Single by Miranda Lambert

from the album Four the Record
- Released: June 25, 2012
- Recorded: 2011
- Genre: Country; country rock;
- Length: 3:17
- Label: RCA Nashville
- Songwriters: Miranda Lambert Angaleena Presley
- Producers: Frank Liddell Glenn Worf

Miranda Lambert singles chronology
| "Over You" (2012) | "Fastest Girl in Town" (2012) | "Mama's Broken Heart" (2013) |

Music videos
- "Fastest Girl in Town" on YouTube

= Fastest Girl in Town =

"Fastest Girl in Town" is a song co-written and recorded by American country music artist Miranda Lambert. It was released in June 2012 as the third single from Lambert's album Four the Record. The song was written by Lambert and Angaleena Presley.

==Content==
"Fastest Girl in Town" is a moderate up-tempo song written by Miranda Lambert and Angaleena Presley. The song's female narrator details the relationship she has with her love interest as being edgy and dangerous ("You got the bullets / I got the gun / I got the hankerin' for gettin' into something") and portrays them as two rebels on the run ("I hit the bottle / You hit the gas / I heard your '65 can really haul some ass"). In the final verse, the protagonist makes mention of seeing police lights and admits that if they are pulled over, she will charm the officer while her boyfriend takes the heat for whatever crimes they've committed together, chiding her man with declarations that she is crazy and cannot be slowed down, because "[he's] running with the fastest girl in town."

===Composition===
The song is written in the key of F-sharp Mixolydian.

==Critical reception==
Country music critics were divided in their opinions of the song. Taste of Country's Billy Dukes gave the song 5 out of 5 stars, comparing it to Lambert's own attitude-driven hits "Kerosene" and "Gunpowder & Lead," while complimenting the song's sound and the unique structure of "four verses, two furious guitar solos and no real bridge." In contrast, Kevin John Coyne of Country Universe gave the song an F, criticizing the song for having "lazy songwriting" and saying that "It's one of those rare songs that manages to try too hard and be too lazy at the same time." Similarly, Country Music Review gave the song a 3/10, saying that Lambert's "veering dangerously close to self-parody."

==Music video==
The music video for "Fastest Girl in Town" was shot in late June 2012, and features a guest appearance by NASCAR driver Danica Patrick.
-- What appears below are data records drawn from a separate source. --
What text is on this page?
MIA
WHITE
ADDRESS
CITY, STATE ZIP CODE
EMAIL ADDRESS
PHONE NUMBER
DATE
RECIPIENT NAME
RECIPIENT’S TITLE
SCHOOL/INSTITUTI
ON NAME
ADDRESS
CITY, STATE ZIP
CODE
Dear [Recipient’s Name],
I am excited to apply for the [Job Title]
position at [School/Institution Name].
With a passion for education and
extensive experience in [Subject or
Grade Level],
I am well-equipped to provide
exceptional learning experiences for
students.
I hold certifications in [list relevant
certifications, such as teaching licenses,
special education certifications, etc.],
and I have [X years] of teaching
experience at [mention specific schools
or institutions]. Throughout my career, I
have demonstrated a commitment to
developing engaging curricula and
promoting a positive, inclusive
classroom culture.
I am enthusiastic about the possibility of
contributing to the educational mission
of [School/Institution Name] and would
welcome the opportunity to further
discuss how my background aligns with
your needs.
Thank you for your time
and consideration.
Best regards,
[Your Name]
The music video reached number 1 on CMT's Top Twenty Countdown for the week of December 7, 2012.

==Chart performance==
"Fastest Girl in Town" debuted at number 54 on the U.S. Billboard Hot Country Songs chart for the week ending June 2, 2012, several weeks before the single was officially released.

| Chart (2012) | Peak position |
|---|---|
| Canada Hot 100 (Billboard) | 72 |
| US Billboard Hot 100 | 47 |
| US Country Airplay (Billboard) | 3 |
| US Hot Country Songs (Billboard) | 7 |

===Year-end charts===

| Chart (2012) | Position |
|---|---|
| US Country Songs (Billboard) | 28 |

==Certifications==

| Region | Certification | Certified units/sales |
| United States (RIAA) | Gold | 500,000^{^} |
^{^} Shipments figures based on certification alone.